By Sven Nordenstam and Olof Swahnberg
STOCKHOLM (Reuters) - A recovery in Ericsson's <ERICb.ST> network equipment business pointed to strong results for the rest of the year, propelling its shares toward their biggest daily gain in more than three years.
In China, Ericsson is selling equipment for a massive rollout of fourth-generation mobile networks. In developed markets, it is benefiting from capacity upgrades as network operators cope with a surge in mobile data traffic.
Ericsson expects recent contract wins to boost revenue during the second half of the year.
"To us, industry fundamentals will strengthen as mobile broadband networks mature, allowing Ericsson and its peers to present higher profitability," ABG Sundal Collier said in a research note, repeating a "buy" rating on Ericsson shares.
Comparable sales in networks grew 5 percent to a forecast-beating 29 billion crowns, the fastest growth for the unit in a year, following a 10 percent drop in the first quarter.
"After a slow start of the year, we are executing on previously awarded 4G/LTE contracts in Mainland China and Taiwan," Chief Executive Hans Vestberg said on Friday.

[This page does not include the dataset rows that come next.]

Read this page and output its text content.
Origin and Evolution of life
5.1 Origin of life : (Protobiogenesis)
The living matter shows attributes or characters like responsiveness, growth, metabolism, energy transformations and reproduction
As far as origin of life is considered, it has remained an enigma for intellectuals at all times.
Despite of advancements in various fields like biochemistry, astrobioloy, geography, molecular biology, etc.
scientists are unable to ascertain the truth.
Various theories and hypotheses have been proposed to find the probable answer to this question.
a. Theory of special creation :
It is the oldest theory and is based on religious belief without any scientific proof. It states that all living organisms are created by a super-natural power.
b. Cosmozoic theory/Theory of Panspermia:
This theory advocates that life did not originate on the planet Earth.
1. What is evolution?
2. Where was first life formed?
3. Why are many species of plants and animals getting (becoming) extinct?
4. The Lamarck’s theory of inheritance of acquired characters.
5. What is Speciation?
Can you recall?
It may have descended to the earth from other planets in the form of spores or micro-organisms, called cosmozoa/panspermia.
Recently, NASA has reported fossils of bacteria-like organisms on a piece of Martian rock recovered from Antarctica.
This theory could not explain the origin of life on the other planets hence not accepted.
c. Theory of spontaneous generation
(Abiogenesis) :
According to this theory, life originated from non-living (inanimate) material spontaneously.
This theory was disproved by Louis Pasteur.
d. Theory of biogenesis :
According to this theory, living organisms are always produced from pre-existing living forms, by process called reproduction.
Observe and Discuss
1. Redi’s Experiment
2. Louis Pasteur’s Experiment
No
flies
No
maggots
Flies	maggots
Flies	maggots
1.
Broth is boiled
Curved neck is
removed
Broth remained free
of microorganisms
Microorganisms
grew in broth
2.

Ericsson's figures bode well for smaller peers Nokia <NOK1V.HE> and Alcatel-Lucent <ALUA.PA>, which report earnings this month. Demand was robust in North America, where Alcatel-Lucent is particularly present.
Ericsson shares were up 8.1 percent at 0943 GMT (5.43 a.m. EDT) . Shares in Finland's Nokia were up 2.6 percent whereas Paris-based Alcatel-Lucent shares rose 4.0 percent, putting the trio among the top six performers in the European FTSEurofirst 300 index <.FTEU3>.
Operating income was 4.0 billion Swedish crowns ($585 million) compared to 2.5 billion in the year-ago quarter, beating a mean forecast of 3.7 billion in a Reuters poll of analysts.
Sales were 54.8 billion crowns against a forecast of 52.5 billion, down by 1 percent from the year-ago quarter on a comparable basis - a much smaller decline than the 7 percent fall in the first quarter.
Ericsson's gross margin, a measure of underlying profitability which is keenly watched by analysts, was 36.4 percent against a mean forecast of 35.4 percent.
Nokia reports results on July 24, and Alcatel-Lucent a week later.